(1.) THE appellant is the 2nd defendant in O.S.No.50 of 2002 of the Sub Court, Mavelikkara, aggrieved by the decree for refund of advance money, confirmed by the I Additional District Court, Mavelikkara in A.S.No.64 of 2008.
(2.) AS per Ext.A1, agreement dated 14.08.2000 the 1st respondent/plaintiff agreed to purchase the property belonging to the appellant and the 2nd respondent/1st defendant. The sale consideration stated in Ext.A1 is Rs.14 lakhs. It is not disputed that at the time of the agreement, appellant and the 2nd respondent received Rupees one lakh by way of advance from the 1st respondent. The sale deed was to be executed by the month of October, 2000. The 1st respondent filed suit for recovery of advance money claiming that she was ready and willing to perform her part of the contract but the appellant and the 2nd respondent were not ready. She expressed her willingness to deduct the loss if any suffered by the appellant and the 2nd respondent on account of non execution of the sale deed.

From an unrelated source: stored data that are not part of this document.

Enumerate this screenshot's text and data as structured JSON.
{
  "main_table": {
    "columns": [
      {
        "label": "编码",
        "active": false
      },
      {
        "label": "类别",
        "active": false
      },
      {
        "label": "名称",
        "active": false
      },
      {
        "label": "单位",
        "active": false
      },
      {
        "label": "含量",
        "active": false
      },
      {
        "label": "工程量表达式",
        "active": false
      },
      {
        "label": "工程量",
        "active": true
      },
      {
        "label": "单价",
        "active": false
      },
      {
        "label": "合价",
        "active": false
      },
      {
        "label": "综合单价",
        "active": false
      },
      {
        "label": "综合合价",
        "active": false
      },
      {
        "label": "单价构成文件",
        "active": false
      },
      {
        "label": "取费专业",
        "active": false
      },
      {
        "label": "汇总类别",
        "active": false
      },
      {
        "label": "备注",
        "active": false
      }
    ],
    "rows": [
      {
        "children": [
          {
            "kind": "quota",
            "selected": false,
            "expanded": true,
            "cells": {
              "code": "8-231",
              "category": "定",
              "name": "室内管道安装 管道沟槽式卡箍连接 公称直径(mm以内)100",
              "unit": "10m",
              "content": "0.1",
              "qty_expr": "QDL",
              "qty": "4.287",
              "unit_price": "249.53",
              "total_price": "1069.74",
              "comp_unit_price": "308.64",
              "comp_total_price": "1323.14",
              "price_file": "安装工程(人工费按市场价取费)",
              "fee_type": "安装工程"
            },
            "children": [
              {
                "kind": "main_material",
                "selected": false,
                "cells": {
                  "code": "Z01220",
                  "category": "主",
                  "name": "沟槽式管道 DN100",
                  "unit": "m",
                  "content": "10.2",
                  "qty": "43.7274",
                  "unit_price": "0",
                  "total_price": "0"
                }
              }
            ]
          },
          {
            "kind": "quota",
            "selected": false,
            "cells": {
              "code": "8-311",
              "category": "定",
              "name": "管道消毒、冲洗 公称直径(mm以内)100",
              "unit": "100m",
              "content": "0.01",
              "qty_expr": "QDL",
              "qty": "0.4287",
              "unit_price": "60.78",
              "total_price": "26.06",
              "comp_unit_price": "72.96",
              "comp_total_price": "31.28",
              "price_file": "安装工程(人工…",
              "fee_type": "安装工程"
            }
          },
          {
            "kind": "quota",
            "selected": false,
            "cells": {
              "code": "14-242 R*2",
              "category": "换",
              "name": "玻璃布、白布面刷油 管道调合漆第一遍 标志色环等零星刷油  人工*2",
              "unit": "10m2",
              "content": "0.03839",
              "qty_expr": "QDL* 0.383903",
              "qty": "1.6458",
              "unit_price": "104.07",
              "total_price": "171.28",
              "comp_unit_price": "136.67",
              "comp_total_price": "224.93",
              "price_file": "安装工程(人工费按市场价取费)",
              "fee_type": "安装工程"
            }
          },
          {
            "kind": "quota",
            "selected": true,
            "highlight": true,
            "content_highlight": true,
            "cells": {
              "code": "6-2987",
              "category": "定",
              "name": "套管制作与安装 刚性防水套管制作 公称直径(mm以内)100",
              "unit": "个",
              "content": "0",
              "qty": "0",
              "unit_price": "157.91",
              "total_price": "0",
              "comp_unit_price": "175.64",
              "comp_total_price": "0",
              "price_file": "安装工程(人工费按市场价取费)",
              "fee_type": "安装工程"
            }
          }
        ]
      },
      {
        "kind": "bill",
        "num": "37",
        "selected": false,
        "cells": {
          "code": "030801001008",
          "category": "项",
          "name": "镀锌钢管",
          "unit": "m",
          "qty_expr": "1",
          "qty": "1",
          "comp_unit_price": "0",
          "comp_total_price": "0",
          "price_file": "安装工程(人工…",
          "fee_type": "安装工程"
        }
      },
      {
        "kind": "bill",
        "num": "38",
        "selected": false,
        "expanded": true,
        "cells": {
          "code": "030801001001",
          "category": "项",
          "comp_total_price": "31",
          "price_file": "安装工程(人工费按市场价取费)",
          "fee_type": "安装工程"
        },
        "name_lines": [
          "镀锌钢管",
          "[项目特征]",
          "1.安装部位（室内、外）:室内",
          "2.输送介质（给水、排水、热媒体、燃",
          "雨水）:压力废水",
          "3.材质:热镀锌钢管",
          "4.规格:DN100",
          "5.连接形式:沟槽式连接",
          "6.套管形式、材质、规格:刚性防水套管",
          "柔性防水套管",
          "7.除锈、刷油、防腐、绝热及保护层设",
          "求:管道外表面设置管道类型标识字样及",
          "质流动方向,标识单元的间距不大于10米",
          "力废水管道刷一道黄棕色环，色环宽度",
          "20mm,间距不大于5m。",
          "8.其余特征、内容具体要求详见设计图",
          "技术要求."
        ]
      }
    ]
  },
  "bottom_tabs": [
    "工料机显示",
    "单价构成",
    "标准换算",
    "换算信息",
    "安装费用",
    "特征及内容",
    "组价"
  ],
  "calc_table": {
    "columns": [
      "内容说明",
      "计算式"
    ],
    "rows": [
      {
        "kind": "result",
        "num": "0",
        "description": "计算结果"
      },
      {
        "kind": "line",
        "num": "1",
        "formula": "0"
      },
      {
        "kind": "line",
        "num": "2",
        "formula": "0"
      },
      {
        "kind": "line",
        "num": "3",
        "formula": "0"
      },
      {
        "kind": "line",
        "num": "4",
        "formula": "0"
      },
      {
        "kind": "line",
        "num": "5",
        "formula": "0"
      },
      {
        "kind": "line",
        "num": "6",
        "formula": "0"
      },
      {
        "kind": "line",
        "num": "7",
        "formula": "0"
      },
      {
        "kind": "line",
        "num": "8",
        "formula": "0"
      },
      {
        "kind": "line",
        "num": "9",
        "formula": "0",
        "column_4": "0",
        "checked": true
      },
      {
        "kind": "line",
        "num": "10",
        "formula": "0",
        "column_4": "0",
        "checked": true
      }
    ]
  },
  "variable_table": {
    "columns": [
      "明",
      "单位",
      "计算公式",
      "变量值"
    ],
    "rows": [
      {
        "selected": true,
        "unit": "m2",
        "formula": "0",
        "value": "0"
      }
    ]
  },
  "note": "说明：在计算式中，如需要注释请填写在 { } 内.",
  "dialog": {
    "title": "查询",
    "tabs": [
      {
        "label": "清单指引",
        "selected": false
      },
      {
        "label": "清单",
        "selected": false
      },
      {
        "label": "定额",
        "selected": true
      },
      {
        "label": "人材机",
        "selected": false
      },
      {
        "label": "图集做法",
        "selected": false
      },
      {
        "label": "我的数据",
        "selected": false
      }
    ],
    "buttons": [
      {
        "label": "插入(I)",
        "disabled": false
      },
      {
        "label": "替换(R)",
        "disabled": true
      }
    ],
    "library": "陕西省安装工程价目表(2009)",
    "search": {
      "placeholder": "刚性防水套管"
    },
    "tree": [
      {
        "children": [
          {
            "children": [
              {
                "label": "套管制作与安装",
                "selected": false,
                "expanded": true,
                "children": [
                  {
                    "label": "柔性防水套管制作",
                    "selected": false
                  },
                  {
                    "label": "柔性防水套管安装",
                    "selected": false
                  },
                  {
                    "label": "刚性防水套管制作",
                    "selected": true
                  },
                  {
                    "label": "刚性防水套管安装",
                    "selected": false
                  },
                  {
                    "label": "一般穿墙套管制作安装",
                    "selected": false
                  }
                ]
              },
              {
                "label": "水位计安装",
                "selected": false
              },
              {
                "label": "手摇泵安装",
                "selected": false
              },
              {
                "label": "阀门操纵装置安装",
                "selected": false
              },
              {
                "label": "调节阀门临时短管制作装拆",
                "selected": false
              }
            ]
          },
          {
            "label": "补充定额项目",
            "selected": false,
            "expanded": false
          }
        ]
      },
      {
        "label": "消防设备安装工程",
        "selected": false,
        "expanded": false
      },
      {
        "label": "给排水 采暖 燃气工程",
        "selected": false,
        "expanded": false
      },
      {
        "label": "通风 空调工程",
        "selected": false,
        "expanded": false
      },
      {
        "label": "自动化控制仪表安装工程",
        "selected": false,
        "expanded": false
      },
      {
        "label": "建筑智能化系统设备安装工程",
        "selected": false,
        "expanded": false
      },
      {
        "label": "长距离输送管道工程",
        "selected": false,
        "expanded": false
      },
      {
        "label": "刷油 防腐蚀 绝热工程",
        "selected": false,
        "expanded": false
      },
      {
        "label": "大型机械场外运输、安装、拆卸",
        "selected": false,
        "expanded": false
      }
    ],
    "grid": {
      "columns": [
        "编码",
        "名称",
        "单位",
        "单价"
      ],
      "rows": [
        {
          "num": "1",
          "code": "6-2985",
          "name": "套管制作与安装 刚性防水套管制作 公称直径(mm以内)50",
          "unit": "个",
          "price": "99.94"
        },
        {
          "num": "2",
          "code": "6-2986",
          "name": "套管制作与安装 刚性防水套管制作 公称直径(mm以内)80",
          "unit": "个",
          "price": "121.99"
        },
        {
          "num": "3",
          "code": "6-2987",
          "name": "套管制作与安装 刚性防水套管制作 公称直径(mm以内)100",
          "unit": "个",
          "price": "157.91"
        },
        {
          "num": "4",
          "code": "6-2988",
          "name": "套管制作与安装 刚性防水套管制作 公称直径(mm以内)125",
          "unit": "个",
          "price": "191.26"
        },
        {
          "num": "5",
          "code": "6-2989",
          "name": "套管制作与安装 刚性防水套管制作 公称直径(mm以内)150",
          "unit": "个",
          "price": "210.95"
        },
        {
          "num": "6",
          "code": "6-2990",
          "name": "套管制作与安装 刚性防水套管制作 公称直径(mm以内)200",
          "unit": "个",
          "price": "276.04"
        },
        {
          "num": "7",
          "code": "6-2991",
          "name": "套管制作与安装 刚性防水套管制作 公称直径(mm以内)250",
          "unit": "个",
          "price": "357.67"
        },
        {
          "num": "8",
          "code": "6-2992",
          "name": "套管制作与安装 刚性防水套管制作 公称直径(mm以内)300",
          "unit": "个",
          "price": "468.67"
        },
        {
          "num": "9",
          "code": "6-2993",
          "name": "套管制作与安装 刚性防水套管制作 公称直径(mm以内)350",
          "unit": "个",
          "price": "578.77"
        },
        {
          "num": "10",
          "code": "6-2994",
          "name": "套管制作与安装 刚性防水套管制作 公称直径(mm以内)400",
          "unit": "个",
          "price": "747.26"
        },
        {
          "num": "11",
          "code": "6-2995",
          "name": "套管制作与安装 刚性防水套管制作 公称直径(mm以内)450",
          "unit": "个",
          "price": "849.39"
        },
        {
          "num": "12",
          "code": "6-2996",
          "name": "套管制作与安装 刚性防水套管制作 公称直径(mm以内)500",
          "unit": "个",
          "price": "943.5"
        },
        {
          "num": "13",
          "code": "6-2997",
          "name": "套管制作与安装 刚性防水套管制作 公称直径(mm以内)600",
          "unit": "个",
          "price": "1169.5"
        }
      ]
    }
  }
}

(3.) SO far as advance money is concerned, it is part of the sale consideration and notwithstanding as to who is at breach, the purchaser is entitled to get back the said amount unless breach was on the part of the purchaser and there is a stipulation for forfeiture in the agreement and it is reasonable. If the purchaser is at fault, it is open to the vendor to adjust the loss if any, suffered by him in the advance money. SO far as earnest money is concerned, it becomes part of the sale consideration only when the document is executed. The earnest money is a deposit made as security for due performance of the contract and if the purchaser is at fault, the earnest money will stand forfeited in accordance with the terms and conditions of the contract.